Plutôt qu’une négociation entre le Royaume-Uni et l’UE27, le Brexit est une négociation interne complexe au Royaume-Uni sur un compromis entre le rétablissement de la souveraineté politique et le coût économique élevé de la perte de l’accès au marché unique.

Londres s’est engagée dans les négociations de retrait, prête à jouer les durs, avec l’objectif clair de « reprendre le contrôle » et des lignes rouges strictes (sortie du marché unique et de l’union douanière, fin de la libre circulation, fin de la compétence de la CJUE et fin des contributions substantielles au budget de l’UE). Mais il n’est pas facile de clarifier les priorités commerciales post-Brexit lorsque les lignes rouges sont en contradiction avec l’objectif global. Développer une politique commerciale autonome et plus ambitieuse (objectif) en dehors de l’union douanière et du marché unique (ligne rouge) est plus difficile que ne le prévoyaient les partisans d’un Brexit dur. Les principaux partenaires commerciaux ont déjà indiqué qu’ils accordaient moins de valeur au marché britannique en dehors de l’UE qu’à l’intérieur, et qu’ils souhaitaient voir ce qu’il restait de l’accès du Royaume-Uni au marché unique avant de s’engager sérieusement dans des négociations commerciales bilatérales avec Londres. De plus, ces accords de libre-échange sont également connus pour être peu contraignants en matière de services.

Tout accord de libre-échange ambitieux avec l’UE prendrait des années à conclure et nécessiterait une prolongation de la période de transition au-delà de décembre 2020. Cela placerait le Royaume-Uni dans la position de plus en plus inconfortable d’un pays qui doit se conformer aux règles sans bénéficier du « rabais britannique » pour sa contribution au nouveau budget de l’UE pour 2021-2027. Pour éviter un « no deal » d’ici la fin 2020 et un retour aux conditions de l’OMC, l’option la plus crédible à ce stade serait plutôt un accord économique minimaliste. Mais, une fois encore, l’accès réduit au marché unique réduira l’attractivité du marché britannique et limitera l’ambition d’une « Grande-Bretagne mondiale » signant des accords de libre-échange ambitieux dans le monde entier.

La quadrature du cercle n’a jamais été aussi difficile.

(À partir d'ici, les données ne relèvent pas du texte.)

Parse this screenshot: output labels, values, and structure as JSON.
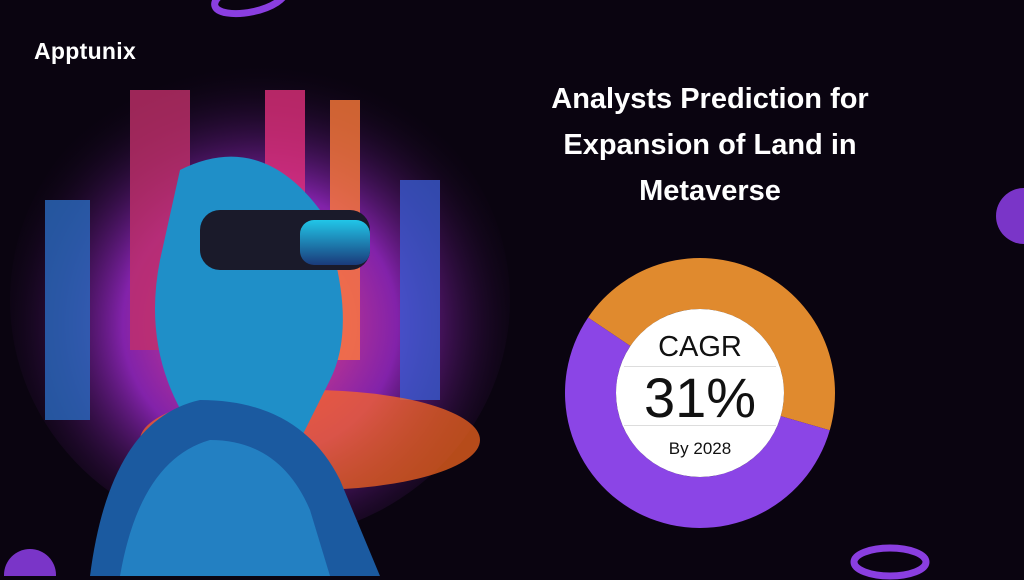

Les négociations font rage entre les membres du cabinet de Theresa May et au sein du Parti conservateur, ainsi que du Parti travailliste. Mais le temps continue de passer, et la période de transition ne donnera qu’un court délai supplémentaire. Jusqu’à présent, l’absence de compromis au niveau national conduit tout le monde au bord du précipice.

Pourtant, toute conséquence économique négative du Brexit sera imputée à l’UE. Le ressentiment croissant des citoyens britanniques pourrait alors devenir toxique tant pour la politique intérieure que pour les relations entre le Royaume-Uni et l’UE, et il convient de s’y préparer. Il vaudrait mieux avoir le Congrès de Vienne que le traité de Versailles.